In assenza di precise disposizioni comunali, in caso di nuova costruzione nei centri storici, non è prevista la distanza dei 10 metri tra fabbricati
Con la nuova sentenza n. 5830-2021 il Consiglio di Stato si esprime sulle distanze tra fabbricati nel caso di demolizione e ricostruzione con aumento di volume in un centro storico.
Il caso
Alcuni privati chiedevano al Tar l’annullamento di un permesso di costruire rilasciato ad una società che, dopo aver acquistato un immobile, intendeva demolirlo e ricostruirlo ai sensi del Piano Casa regionale (era quindi previsto anche un aumento di volumetria).
Nel caso specifico, l’edificio da demolire sorgeva in un centro storico e, secondo i ricorrenti, la ricostruzione non avrebbe rispettato i 10 m di distanza tra fabbricati, così come previsto dall’art. 9 (Limiti di distanza tra i fabbricati) del dm n. 1444/1968.
Il ricorso al Tar veniva accolto, in quanto per i giudici:
l’intervento di demolizione e ricostruzione non fedele di un fabbricato preesistente, ubicato in zona A, deve reputarsi equiparato […] alla “nuova costruzione” così da essere tenuto al rispetto dei 10 metri dalle pareti finestrate […]
Il Comune appellandosi al Cds, invece, sosteneva che il Tar:
aveva interpretato erroneamente l’art. 9 del dm 1444/68 poiché non riguardava le zone A (centro storico);
non aveva considerato che sia la normativa regionale sia la disciplina urbanistica locale prevedevano la possibilità di derogare alla distanza minima di 10 metri con riguardo ai centri storici, anche con riferimento alle nuove costruzioni.
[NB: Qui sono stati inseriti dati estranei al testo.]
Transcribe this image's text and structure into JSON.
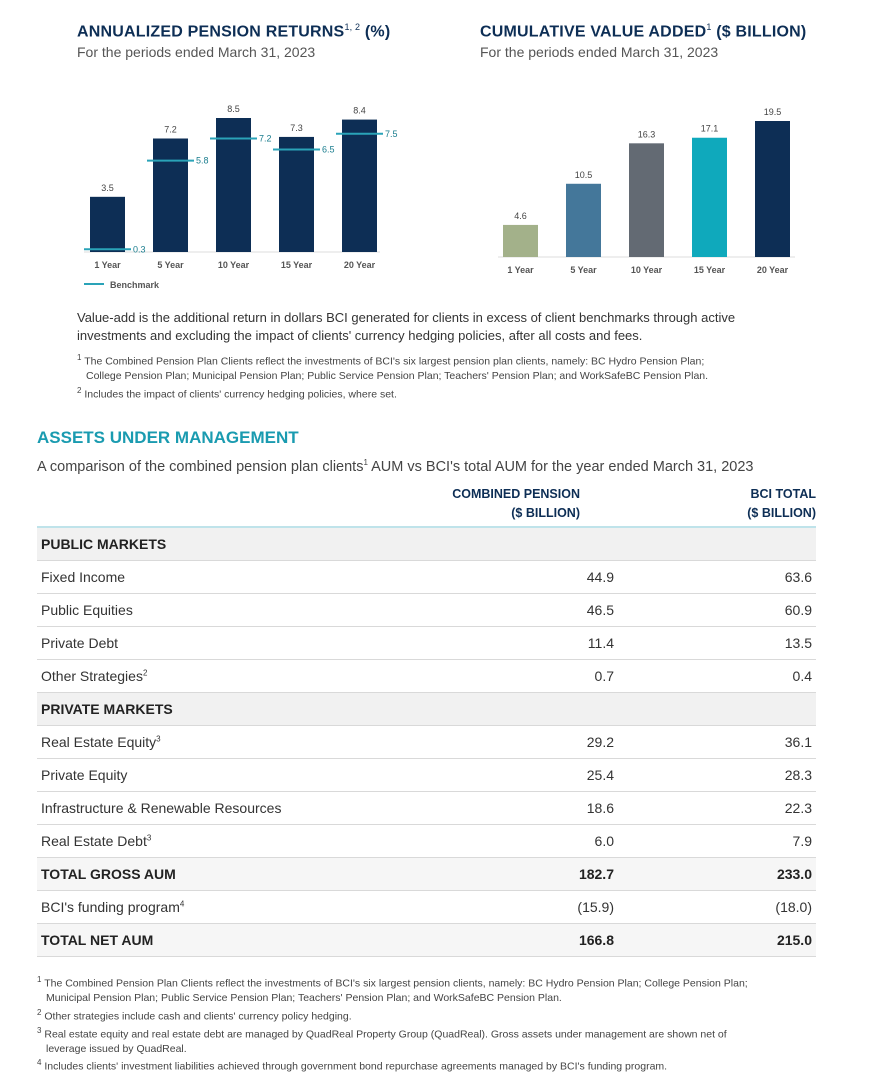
{
  "left_chart": {
    "title": "ANNUALIZED PENSION RETURNS",
    "title_sup": "1, 2",
    "title_unit": "(%)",
    "subtitle": "For the periods ended March 31, 2023",
    "legend": "Benchmark"
  },
  "right_chart": {
    "title": "CUMULATIVE VALUE ADDED",
    "title_sup": "1",
    "title_unit": "($ BILLION)",
    "subtitle": "For the periods ended March 31, 2023"
  },
  "chart_data": [
    {
      "type": "bar",
      "title": "ANNUALIZED PENSION RETURNS (%)",
      "categories": [
        "1 Year",
        "5 Year",
        "10 Year",
        "15 Year",
        "20 Year"
      ],
      "series": [
        {
          "values": [
            3.5,
            7.2,
            8.5,
            7.3,
            8.4
          ],
          "color": "#0d2e55"
        },
        {
          "name": "Benchmark",
          "values": [
            0.3,
            5.8,
            7.2,
            6.5,
            7.5
          ],
          "color": "#2aa3b8",
          "marker": "line"
        }
      ],
      "ylim": [
        0,
        9
      ],
      "grid": false,
      "legend": "bottom-left"
    },
    {
      "type": "bar",
      "title": "CUMULATIVE VALUE ADDED ($ BILLION)",
      "categories": [
        "1 Year",
        "5 Year",
        "10 Year",
        "15 Year",
        "20 Year"
      ],
      "values": [
        4.6,
        10.5,
        16.3,
        17.1,
        19.5
      ],
      "colors": [
        "#a3b18a",
        "#44779a",
        "#636a73",
        "#0fa9bc",
        "#0d2e55"
      ],
      "ylim": [
        0,
        20
      ],
      "grid": false
    }
  ],
  "value_add_text": "Value-add is the additional return in dollars BCI generated for clients in excess of client benchmarks through active investments and excluding the impact of clients' currency hedging policies, after all costs and fees.",
  "chart_footnotes": [
    {
      "mark": "1",
      "line1": "The Combined Pension Plan Clients reflect the investments of BCI's six largest pension plan clients, namely: BC Hydro Pension Plan;",
      "line2": "College Pension Plan; Municipal Pension Plan; Public Service Pension Plan; Teachers' Pension Plan; and WorkSafeBC Pension Plan."
    },
    {
      "mark": "2",
      "line1": "Includes the impact of clients' currency hedging policies, where set.",
      "line2": ""
    }
  ],
  "aum": {
    "title": "ASSETS UNDER MANAGEMENT",
    "subtitle_a": "A comparison of the combined pension plan clients",
    "subtitle_sup": "1",
    "subtitle_b": " AUM vs BCI's total AUM for the year ended March 31, 2023",
    "col2_l1": "COMBINED PENSION",
    "col2_l2": "($ BILLION)",
    "col3_l1": "BCI TOTAL",
    "col3_l2": "($ BILLION)",
    "rows": [
      {
        "label": "PUBLIC MARKETS",
        "sup": "",
        "c": "",
        "b": "",
        "kind": "head"
      },
      {
        "label": "Fixed Income",
        "sup": "",
        "c": "44.9",
        "b": "63.6",
        "kind": ""
      },
      {
        "label": "Public Equities",
        "sup": "",
        "c": "46.5",
        "b": "60.9",
        "kind": ""
      },
      {
        "label": "Private Debt",
        "sup": "",
        "c": "11.4",
        "b": "13.5",
        "kind": ""
      },
      {
        "label": "Other Strategies",
        "sup": "2",
        "c": "0.7",
        "b": "0.4",
        "kind": ""
      },
      {
        "label": "PRIVATE MARKETS",
        "sup": "",
        "c": "",
        "b": "",
        "kind": "head"
      },
      {
        "label": "Real Estate Equity",
        "sup": "3",
        "c": "29.2",
        "b": "36.1",
        "kind": ""
      },
      {
        "label": "Private Equity",
        "sup": "",
        "c": "25.4",
        "b": "28.3",
        "kind": ""
      },
      {
        "label": "Infrastructure & Renewable Resources",
        "sup": "",
        "c": "18.6",
        "b": "22.3",
        "kind": ""
      },
      {
        "label": "Real Estate Debt",
        "sup": "3",
        "c": "6.0",
        "b": "7.9",
        "kind": ""
      },
      {
        "label": "TOTAL GROSS AUM",
        "sup": "",
        "c": "182.7",
        "b": "233.0",
        "kind": "tot"
      },
      {
        "label": "BCI's funding program",
        "sup": "4",
        "c": "(15.9)",
        "b": "(18.0)",
        "kind": ""
      },
      {
        "label": "TOTAL NET AUM",
        "sup": "",
        "c": "166.8",
        "b": "215.0",
        "kind": "tot"
      }
    ],
    "footnotes": [
      {
        "mark": "1",
        "line1": "The Combined Pension Plan Clients reflect the investments of BCI's six largest pension clients, namely: BC Hydro Pension Plan; College Pension Plan;",
        "line2": "Municipal Pension Plan; Public Service Pension Plan; Teachers' Pension Plan; and WorkSafeBC Pension Plan."
      },
      {
        "mark": "2",
        "line1": "Other strategies include cash and clients' currency policy hedging.",
        "line2": ""
      },
      {
        "mark": "3",
        "line1": "Real estate equity and real estate debt are managed by QuadReal Property Group (QuadReal). Gross assets under management are shown net of",
        "line2": "leverage issued by QuadReal."
      },
      {
        "mark": "4",
        "line1": "Includes clients' investment liabilities achieved through government bond repurchase agreements managed by BCI's funding program.",
        "line2": ""
      }
    ]
  }
}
Art. 9 dm 1444/1968 – Limiti di distanza tra i fabbricati
Ricordiamo al riguardo che le distanze minime, previste dal dm 1444/1968, tra fabbricati per le diverse zone territoriali omogenee sono stabilite come segue:
Zone A): per le operazioni di risanamento conservativo e per le eventuali ristrutturazioni, le distanze tra gli edifici non possono essere inferiori a quelle intercorrenti tra i volumi edificati preesistenti, computati senza tener conto di costruzioni aggiuntive di epoca recente e prive di valore storico, artistico o ambientale.
Nei nuovi edifici ricadenti in altre zone invece è prescritta in tutti i casi la distanza minima assoluta di m. 10 tra pareti finestrate e pareti di edifici antistanti.
Zone C): è altresì prescritta, tra pareti finestrate di edifici antistanti, la distanza minima pari all’altezza del fabbricato più alto; la norma si applica anche quando una sola parete sia finestrata, qualora gli edifici si fronteggino per uno sviluppo superiore a m 12.
La sentenza del Consiglio di Stato
I giudici del CdS sono d’accordo con il Comune e spiegano che:
la previsione del dm n. 1444/1968, secondo cui la distanza tra pareti finestrate di edifici frontisti non deve essere inferiore a 10 metri, vale per i “Nuovi fabbricati” in “altre zone” (cioè diverse dalla zona A – centro storico);
nel centro storico, nel quale si trova il fabbricato oggetto della domanda, invece, vige il generale divieto di costruzioni “ex novo” e la norma si limita a prescrivere che la distanza non sia inferiore a quella intercorrente tra volumi edificati preesistenti.
Infatti, a parere dei togati:
il d.m., dopo aver disciplinato le “Zone A”, introduce la “distanza minima assoluta di m. 10” con esclusivo riferimento alle “altre zone”, di guisa che non è suscettibile di estensione analogica una norma che introduce una limitazione o un divieto quale quella in commento.
In parole povere, il dm dopo aver disciplinato le zone A (Centro storico), introduce la distanza minima dei 10 m che riguarda esclusivamente le altre zone, limitazione che non va estesa ai centri storici dove deve essere rispettata la distanza preesistente.
In conclusione, i giudici di Palazzo Spada aggiungono che, nel caso in esame, la legge regionale sul Piano Casa non contempla l’esclusione dell’edificabilità di nuove costruzioni nelle zone A né risulta in tale zona la previsione della distanza minima di 10 m.
Il ricorso del Comune è, quindi, accolto.